To be trusted is a greater compliment than to be loved. George MacDonald
I wrote in Domination, submission and Trust that I believe that trust is vital in any relationship. It is one of the cornerstones and without it the relationship will soon start to crumble. In the same way, if you don’t trust, then the relationship can’t really progress. But trusting in someone, especially when you have been let down previously can feel risky. It is also difficult to know who and when to trust. Of course, really the only way to find out if someone can be trusted is to trust them and see what happens.
There are elements which would usually lead to feeling like a person would be trustworthy and often this is based on their authenticity. Commonly accepted characteristics of an authentic person are:
- Having realistic perceptions of reality.
- Accepting themselves and other people.
- Being thoughtful.
- Having a non-hostile sense of humour
- Being able to express their emotions freely and clearly.
- Being open to learning from their mistakes.
- Understanding their motivations.
Obviously it is far more complex in a relationship than going through a simple checklist, but over time you begin to get a feel for how authentic, and therefore, how trustworthy a person seems to be. The things that they choose to share with you will be a big part of this as that will allow you not only to see them for who they are, but also to gain a sense of mutual risk and give and take. You become entwined with each other and it serves an emotional, as well as a practical purpose.
There are two types of trust: Cognitive trust which is based on the knowledge and evidence you have that someone is trustworthy, and affective trust which comes from the emotional tie and connections generated by your interactions with them. I guess that really one is from the head and one the heart. I trust HL because he is my husband, I know him well, and he has promised to take care of me. But I also trust him because we have shared intimate thoughts and moments which increase my connection to him.
In this way, over time, if trust is adhered to then it will grow stronger and the risks we take in trusting the other person will grow greater. The way it works means that the other person will see the level of trust we have placed in them in a cognitive sense and in turn this will increase the affective trust in they place in us as a result. In my previous post I made the point in a Dominant submissive relationship trust is tested almost every day. This allows us to be more vulnerable and to take more risks which strengthens the bond further.
If trust is broken then this can be huge in terms of the effect it has on us. It usually makes us feel vulnerable and angry and may lead us to question whether we can trust again. The deeper the trust, the bigger the violation, and probably the greater the effect will be. While to be trusted may be a greater compliment than to be loved, trust also plays a part in love. When we feel love, we tend to trust too and vice versa. The emotional side of trust will lead to a feeling of love that will further the trust that you place in the other person so if that is broken, you may need to focus on the cognitive side and building that back up again.

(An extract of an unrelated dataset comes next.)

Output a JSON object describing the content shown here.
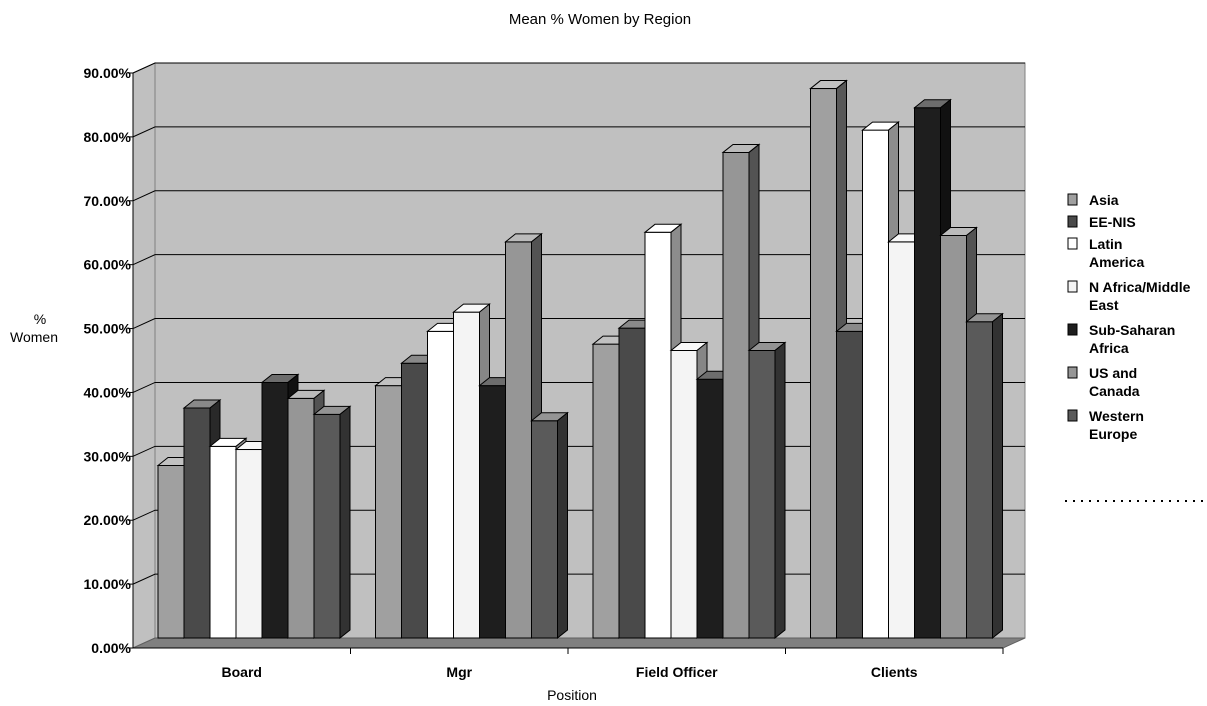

At the end of the day, trust is vital for any strong relationship as it allows it to have a future. It allows us to take the risks that we need to grow and provides the safety and support that we all crave at times. To have someone trust you is a huge compliment and often it is one which becomes reciprocal. The level of trust that HisLordship and I place in each other is huge but the connection that comes from that is also significant. It allows us to demonstrate to each other our commitment by openly communicating our needs. and putting the needs of the other first.